In den nächsten zehn Tagen wird der Verwaltungsrat aber auch über eine noch brisantere Frage entscheiden müssen. Die Haftungsklage gegen die ehemalige Sparkassenführung. Denn auf der Tagesordnung der ordentlichen Gesellschafterversammlung findet sich auch der Punkt:
„Haftungsklage gegen ehemalige Mitglieder des Verwaltungsrates, Aufsichtsrates und Direktoren, Information an die Gesellschafter, diesbezügliche und daraus folgende Beschlüsse.“
Laut Zivilgesetzbuch muss die Gesellschafterversammlung eine mögliche Haftungsklage beschließen. Weil die Stiftung Sparkasse mit über 66 Prozent die absolute Mehrheit an der Bank hält, wird am Ende der Verwaltungsrat der Stiftung entscheiden, ob es zu dieser Haftungsklage kommen wird oder nicht.
Interessant dabei wird auch sein: Was das Rechtsgutachten sagt, das die Sparkassenführung in Auftrag gegeben hat und welche indirekte Empfehlung Gerhard Brandstätter & Co auf der Aktionärsversammlung geben werden.
Derweilen schreitet der versuchte Sanierungskurs der Sparkasse fort. Die „Banca d'Italia“ hat bei ihrer letzten Prüfung vorgegeben, dass die Sparkasse ihren Anteil an notleidenden und kritischen Krediten von 24 Prozent auf unter 20 Prozent senken muss.

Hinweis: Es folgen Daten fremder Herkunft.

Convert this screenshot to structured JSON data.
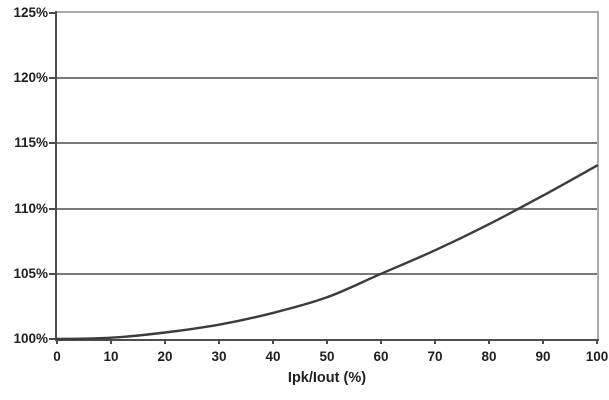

Dazu hat die Südtiroler Bank jetzt ein Modell ausgearbeitet, auf das Banken seit langem zurückgreifen. Ein Teil dieser kritischen Kredite werden in eine eigene Gesellschaft ausgelagert, verbrieft und dann verkauft.
Laut Großkreditchef Stefano Ortolano hat die Sparkasse bereits ein Paket von kritischen Krediten mit einem Gesamtumfang von 350 bis 400 Millionen Euro zusammengestellt. Es soll sich dabei vor allem um notleidende Positionen aus der Lombardei und Nordost-Italien handeln.
Für die Verbriefung (cartolarizzazione) des Portefeuilles hat die Sparkasse dem „Credito Fondiario (Fonspa)“ einen Auftrag erteilt. Begleitet wird die Operation von der „Banca Imi“. Der Verkauf soll innerhalb des ersten Halbjahres 2016 über die Bühne gehen.
Obwohl der Ausgang dieser Operation noch offen ist, schlagen traditionell bei solchen Verbriefungen für Banken am Ende Verluste zu Buche. Sie könnten sich auch in diesem Fall im zweistelligen Millionenbereich bewegen.